Canada’s dollar advanced against the majority of its most-traded counterparts after a report showed retail sales grew in September at the fastest pace in a year, improving the outlook for economic growth.

Canada’s currency rose from almost the lowest level in more than six weeks versus the U.S. dollar, rallying after the International Monetary Fund revamped its credit-line program to help countries facing outside shocks.

The IMF news was “supportive,” said Shane Enright, executive director at Canadian Imperial Bank of Commerce’s CIBC World Markets, by phone from Toronto. “This new flexible credit line they brought in, that seemed to take away a little bit of the pain trade.”

Canada’s currency, known as the loonie, appreciated 0.2 percent to $1.0383 per U.S. dollar at 5 p.m. in Toronto.
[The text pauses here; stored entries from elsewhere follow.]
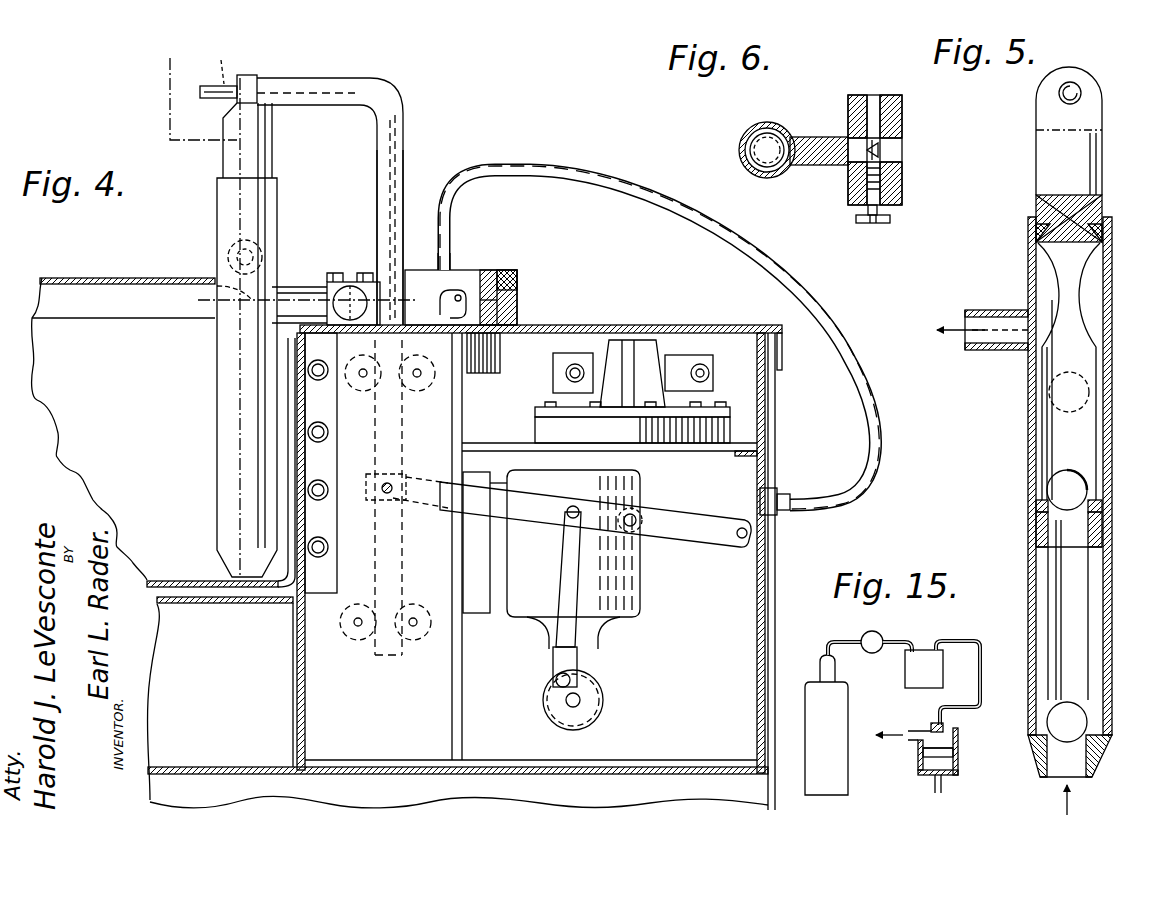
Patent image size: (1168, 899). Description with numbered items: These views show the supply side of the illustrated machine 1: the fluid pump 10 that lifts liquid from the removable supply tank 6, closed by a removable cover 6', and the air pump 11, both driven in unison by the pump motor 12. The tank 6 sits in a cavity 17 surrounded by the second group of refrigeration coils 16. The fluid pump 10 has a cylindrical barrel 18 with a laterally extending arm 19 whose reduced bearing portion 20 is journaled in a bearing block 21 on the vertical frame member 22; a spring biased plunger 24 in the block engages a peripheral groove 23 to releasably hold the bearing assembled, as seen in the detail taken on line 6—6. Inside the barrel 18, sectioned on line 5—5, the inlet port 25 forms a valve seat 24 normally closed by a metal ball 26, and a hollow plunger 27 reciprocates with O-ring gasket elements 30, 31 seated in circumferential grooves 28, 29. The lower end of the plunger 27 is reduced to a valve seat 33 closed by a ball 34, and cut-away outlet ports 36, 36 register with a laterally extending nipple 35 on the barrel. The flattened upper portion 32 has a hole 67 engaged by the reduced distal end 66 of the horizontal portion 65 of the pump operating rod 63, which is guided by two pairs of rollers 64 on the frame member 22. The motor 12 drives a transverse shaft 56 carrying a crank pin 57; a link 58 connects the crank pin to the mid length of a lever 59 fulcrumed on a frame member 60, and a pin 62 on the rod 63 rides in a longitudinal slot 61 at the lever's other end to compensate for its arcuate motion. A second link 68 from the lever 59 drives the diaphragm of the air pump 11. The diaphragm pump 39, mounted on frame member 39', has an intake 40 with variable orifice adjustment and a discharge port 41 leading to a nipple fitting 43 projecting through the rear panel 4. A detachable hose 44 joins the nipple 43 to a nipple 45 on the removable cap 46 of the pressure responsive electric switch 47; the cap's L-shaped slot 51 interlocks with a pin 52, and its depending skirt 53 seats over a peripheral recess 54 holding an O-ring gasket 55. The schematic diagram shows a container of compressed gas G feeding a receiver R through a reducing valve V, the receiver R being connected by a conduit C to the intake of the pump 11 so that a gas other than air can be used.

In FIG. 4, the powder dispensing apparatus 1 is at (780, 617).
In FIG. 4, the rear panel 4 is at (770, 573).
In FIG. 4, the section line 5— 5 is at (182, 58).
In FIG. 4, the supply tank 6 is at (292, 461).
In FIG. 4, the removable cover 6' is at (101, 256).
In FIG. 4, the fluid pump 10 is at (214, 428).
In FIG. 6, the fluid pump 10 is at (745, 170).
In FIG. 5, the fluid pump 10 is at (1026, 445).
In FIG. 4, the air pump 11 is at (745, 438).
In FIG. 15, the air pump 11 is at (918, 754).
In FIG. 4, the pump motor 12 is at (642, 575).
In FIG. 4, the second group of coils 16 is at (330, 484).
In FIG. 4, the cavity 17 is at (272, 597).
In FIG. 4, the cylindrical barrel 18 is at (274, 222).
In FIG. 6, the cylindrical barrel 18 is at (740, 142).
In FIG. 5, the cylindrical barrel 18 is at (1112, 456).
In FIG. 4, the laterally extending arm 19 is at (293, 292).
In FIG. 6, the laterally extending arm 19 is at (815, 137).
In FIG. 5, the laterally extending arm 19 is at (1092, 402).
In FIG. 6, the bearing portion 20 is at (905, 150).
In FIG. 4, the bearing block 21 is at (311, 280).
In FIG. 6, the bearing block 21 is at (900, 100).
In FIG. 4, the frame member 22 is at (445, 688).
In FIG. 6, the peripheral groove 23 is at (882, 137).
In FIG. 4, the spring biased plunger 24 is at (353, 286).
In FIG. 6, the spring biased plunger 24 is at (872, 224).
In FIG. 5, the spring biased plunger 24 is at (1038, 748).
In FIG. 5, the inlet port 25 is at (1082, 778).
In FIG. 5, the metal ball 26 is at (1087, 714).
In FIG. 4, the hollow plunger 27 is at (273, 157).
In FIG. 5, the hollow plunger 27 is at (1100, 165).
In FIG. 5, the circumferential groove 28 is at (1090, 228).
In FIG. 5, the circumferential groove 29 is at (1077, 530).
In FIG. 5, the O-ring gasket element 30 is at (1103, 228).
In FIG. 5, the O-ring gasket element 31 is at (1038, 530).
In FIG. 4, the flattened portion 32 is at (258, 80).
In FIG. 5, the flattened portion 32 is at (1104, 112).
In FIG. 5, the valve seat 33 is at (1040, 508).
In FIG. 5, the ball 34 is at (1056, 482).
In FIG. 4, the nipple 35 is at (226, 258).
In FIG. 5, the nipple 35 is at (1000, 351).
In FIG. 5, the outlet ports 36 is at (1050, 283).
In FIG. 4, the diaphragm pump 39 is at (610, 422).
In FIG. 4, the frame member 39' is at (609, 461).
In FIG. 4, the intake 40 is at (706, 375).
In FIG. 4, the discharge port 41 is at (603, 340).
In FIG. 4, the nipple fitting 43 is at (778, 492).
In FIG. 4, the detachable hose 44 is at (868, 427).
In FIG. 4, the nipple 45 is at (478, 249).
In FIG. 4, the removable cap element 46 is at (490, 275).
In FIG. 4, the pressure responsive electric switch 47 is at (491, 373).
In FIG. 4, the L-shaped slot 51 is at (461, 295).
In FIG. 4, the pin 52 is at (468, 290).
In FIG. 4, the depending skirt portion 53 is at (518, 305).
In FIG. 4, the peripheral recess 54 is at (518, 305).
In FIG. 4, the O-ring gasket 55 is at (517, 280).
In FIG. 4, the transverse shaft 56 is at (581, 700).
In FIG. 4, the crank pin 57 is at (590, 718).
In FIG. 4, the link 58 is at (578, 632).
In FIG. 4, the lever 59 is at (547, 520).
In FIG. 4, the frame member 60 is at (730, 610).
In FIG. 4, the longitudinal slot 61 is at (410, 512).
In FIG. 4, the pin 62 is at (402, 479).
In FIG. 4, the pump operating rod 63 is at (405, 148).
In FIG. 4, the rollers 64 is at (378, 509).
In FIG. 4, the horizontal portion 65 is at (335, 80).
In FIG. 4, the distal end 66 is at (214, 101).
In FIG. 4, the hole 67 is at (219, 59).
In FIG. 5, the hole 67 is at (1081, 97).
In FIG. 4, the second link 68 is at (642, 518).
In FIG. 15, the reducing valve V is at (876, 631).
In FIG. 15, the conduit C is at (982, 641).
In FIG. 15, the receiver R is at (922, 686).
In FIG. 15, the container of compressed gas G is at (838, 784).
It increased 0.3 percent to 74.13 yen. One Canadian dollar buys 96.31 U.S. cents.

Canadian government bonds rose, with the 10-year note yield falling two basis points, or 0.02 percentage point, to 2.08 percent. The price of the 3.25 percent security due in June 2021 increased 20 cents to C$110.08. Canada’s 10-year bonds yield 15 basis points more than equivalent-maturity U.S. Treasuries.

Bond Sale

Canada will auction C$3.5 billion ($3.4 billion) of bonds maturing in March 2017 tomorrow, the Bank of Canada said on its website. The government’s last auction of five-year bonds, on Oct. 12, drew an average yield of 1.729 percent and a bid-to-cover ratio of 2.32. The five-auction average is 2.41, according to Bank of Canada data.

Retail sales grew 1 percent to a seasonally adjusted C$38.2 billion ($36.9 billion), the fastest pace since November 2010 and twice as fast as economists forecast, Statistics Canada said today in Ottawa. The gain exceeded all Bloomberg News survey estimates of 19 economists that had a median growth forecast of 0.5 percent.
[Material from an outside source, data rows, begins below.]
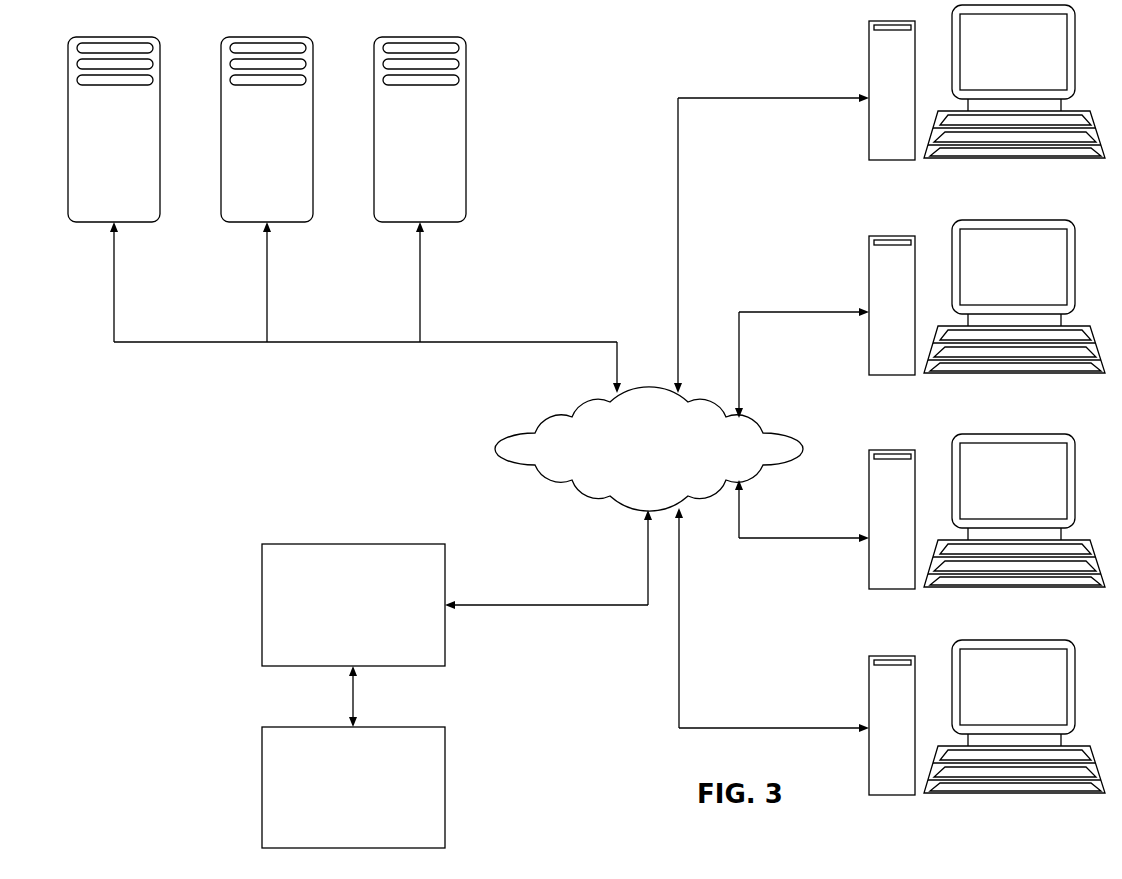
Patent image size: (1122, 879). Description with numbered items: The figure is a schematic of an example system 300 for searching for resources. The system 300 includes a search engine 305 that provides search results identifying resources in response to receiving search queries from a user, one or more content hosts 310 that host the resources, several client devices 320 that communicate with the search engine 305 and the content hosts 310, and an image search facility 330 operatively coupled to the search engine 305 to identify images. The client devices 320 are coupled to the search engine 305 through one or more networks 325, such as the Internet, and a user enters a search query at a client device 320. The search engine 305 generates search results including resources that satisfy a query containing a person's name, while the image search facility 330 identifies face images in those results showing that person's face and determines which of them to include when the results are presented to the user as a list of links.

The system 300 is at (566, 63).
The search engine 305 is at (338, 625).
The content hosts 310 is at (99, 138).
The client devices 320 is at (893, 160).
The network 325 is at (570, 481).
The image search facility 330 is at (338, 821).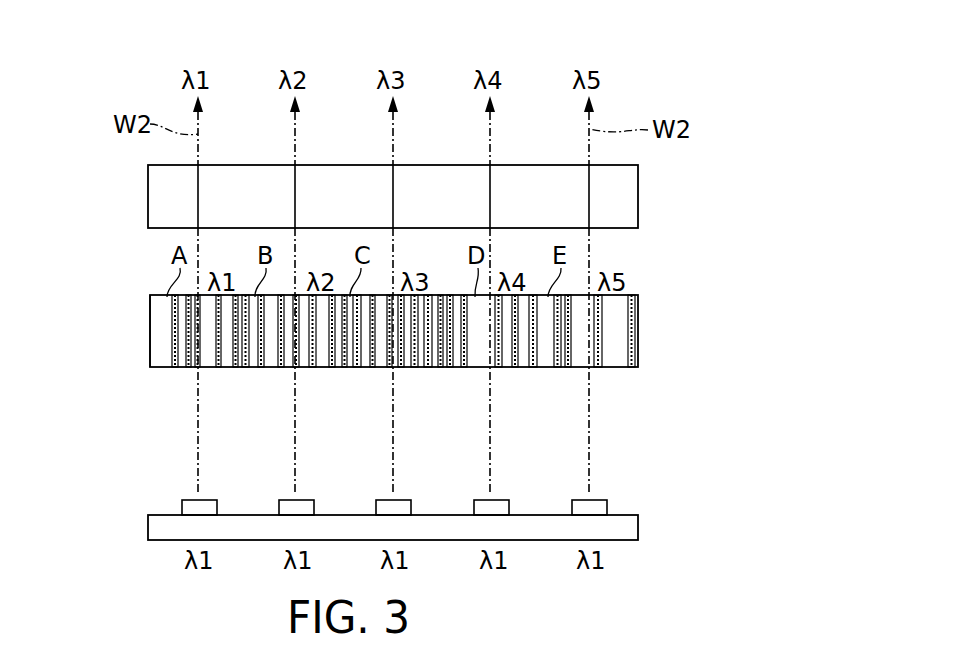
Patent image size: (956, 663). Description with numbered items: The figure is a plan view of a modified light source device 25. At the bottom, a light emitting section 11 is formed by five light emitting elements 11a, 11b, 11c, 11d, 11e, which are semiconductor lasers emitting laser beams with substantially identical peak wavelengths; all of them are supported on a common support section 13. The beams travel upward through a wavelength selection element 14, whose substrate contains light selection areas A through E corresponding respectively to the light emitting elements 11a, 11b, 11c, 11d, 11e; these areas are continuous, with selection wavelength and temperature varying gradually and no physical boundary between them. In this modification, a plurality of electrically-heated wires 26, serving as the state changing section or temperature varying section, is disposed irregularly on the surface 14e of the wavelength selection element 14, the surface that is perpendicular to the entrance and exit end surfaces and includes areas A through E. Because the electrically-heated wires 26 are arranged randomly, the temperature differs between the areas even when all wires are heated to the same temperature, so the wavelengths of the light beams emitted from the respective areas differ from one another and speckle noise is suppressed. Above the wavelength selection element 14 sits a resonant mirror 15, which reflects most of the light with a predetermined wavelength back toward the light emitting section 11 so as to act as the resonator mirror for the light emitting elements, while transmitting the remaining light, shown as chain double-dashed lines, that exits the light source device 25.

The light source device 25 is at (626, 68).
The resonant mirror 15 is at (630, 193).
The wavelength selection element 14 is at (640, 321).
The surface 14e is at (150, 323).
The electrically-heated wires 26 is at (176, 369).
The support section 13 is at (632, 527).
The light emitting section 11 is at (146, 529).
The light emitting element 11a is at (212, 510).
The light emitting element 11b is at (309, 510).
The light emitting element 11c is at (407, 510).
The light emitting element 11d is at (504, 510).
The light emitting element 11e is at (603, 510).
“The data is positive,” said Brian Kim, a currency strategist at Royal Bank of Scotland Group Plc’s RBS Securities Inc. unit in Stamford, Connecticut, in an e-mail message.
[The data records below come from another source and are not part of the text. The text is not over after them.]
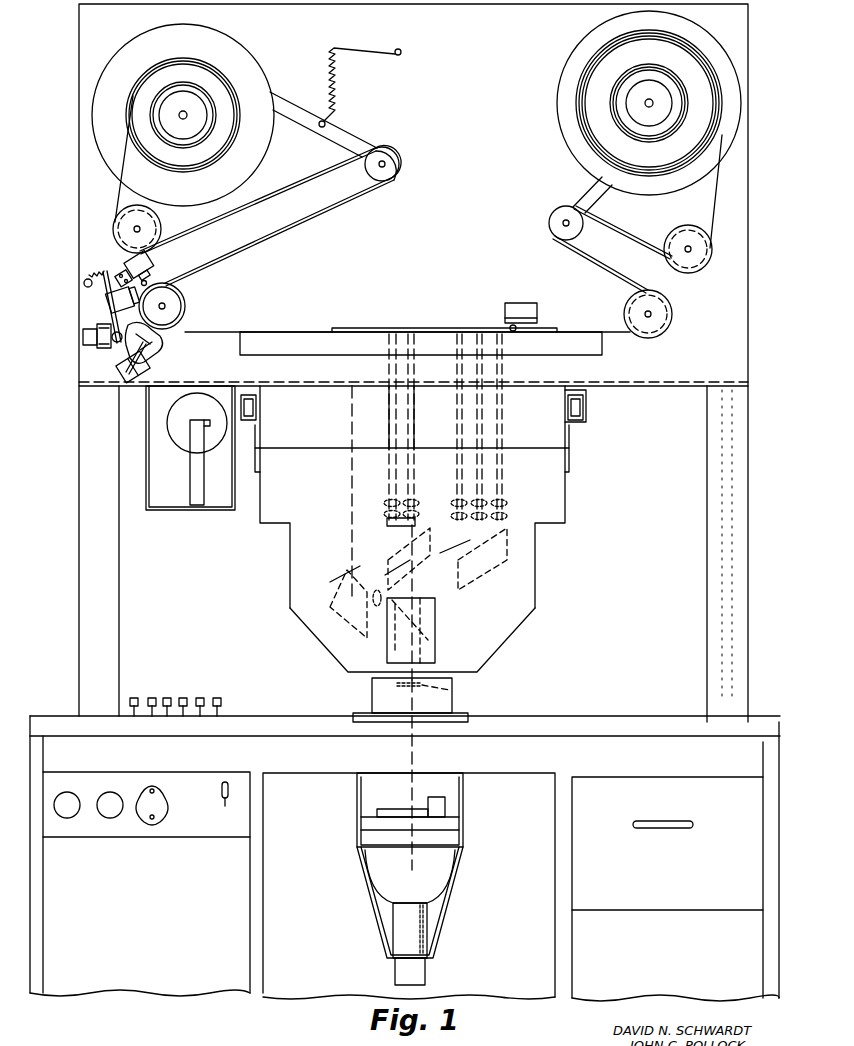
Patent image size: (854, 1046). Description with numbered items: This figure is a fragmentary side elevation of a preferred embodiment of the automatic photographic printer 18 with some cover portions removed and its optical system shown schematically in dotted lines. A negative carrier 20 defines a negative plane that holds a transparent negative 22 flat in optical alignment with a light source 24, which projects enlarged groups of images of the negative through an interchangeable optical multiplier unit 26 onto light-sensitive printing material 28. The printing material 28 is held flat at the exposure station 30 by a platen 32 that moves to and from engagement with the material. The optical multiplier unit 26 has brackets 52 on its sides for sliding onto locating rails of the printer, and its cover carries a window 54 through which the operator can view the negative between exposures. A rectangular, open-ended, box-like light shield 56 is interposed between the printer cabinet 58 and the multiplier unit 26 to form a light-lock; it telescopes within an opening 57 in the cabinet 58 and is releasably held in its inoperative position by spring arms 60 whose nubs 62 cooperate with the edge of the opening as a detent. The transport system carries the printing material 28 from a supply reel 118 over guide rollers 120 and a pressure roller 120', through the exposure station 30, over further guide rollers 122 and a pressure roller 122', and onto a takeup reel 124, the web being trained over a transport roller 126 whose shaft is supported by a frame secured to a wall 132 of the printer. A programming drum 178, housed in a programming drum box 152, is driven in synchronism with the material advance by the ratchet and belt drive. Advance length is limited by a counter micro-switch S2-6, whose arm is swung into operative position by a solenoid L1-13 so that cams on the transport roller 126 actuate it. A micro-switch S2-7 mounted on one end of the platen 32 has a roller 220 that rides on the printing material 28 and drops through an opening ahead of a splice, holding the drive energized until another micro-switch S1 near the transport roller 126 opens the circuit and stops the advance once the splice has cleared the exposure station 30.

The automatic photographic printer 18 is at (74, 552).
The negative carrier 20 is at (383, 691).
The negative 22 is at (437, 692).
The light source 24 is at (442, 872).
The optical multiplier unit 26 is at (528, 592).
The printing material 28 is at (227, 327).
The exposure station 30 is at (394, 326).
The platen 32 is at (447, 328).
The bracket 52 is at (586, 410).
The window 54 is at (433, 626).
The light shield 56 is at (545, 440).
The opening 57 is at (255, 389).
The printer cabinet 58 is at (723, 377).
The spring arms 60 is at (262, 441).
The nub 62 is at (262, 402).
The supply reel 118 is at (633, 82).
The guide rollers 120 is at (637, 236).
The pressure roller 120' is at (570, 208).
The guide rollers 122 is at (288, 167).
The pressure roller 122' is at (98, 184).
The takeup reel 124 is at (185, 95).
The transport roller 126 is at (170, 302).
The wall 132 is at (440, 253).
The programming drum box 152 is at (185, 500).
The programming drum 178 is at (180, 440).
The roller 220 is at (516, 330).
The micro-switch S1 is at (143, 263).
The counter micro-switch S2-6 is at (114, 301).
The micro-switch S2-7 is at (522, 304).
The solenoid L1-13 is at (92, 337).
The loonie touched C$1.0419 yesterday, matching the Oct. 7 level. That “could be a near-term” top in the U.S. dollar versus the Canadian dollar, Kim said, “provided we don’t get another large risk-off move.”

Technical Levels

Investors “retain a bias to buy the U.S. dollar versus the Canadian dollar on dips,” George Davis, managing director and chief technical analyst at Royal Bank of Canada’s RBC Capital Markets unit in Toronto, wrote in a note to clients today. A “clean daily close” above C$1.0365 would open C$1.0476 as the next resistance level, Davis wrote. Resistance refers to the upper boundary of a trading range where sell orders may be clustered.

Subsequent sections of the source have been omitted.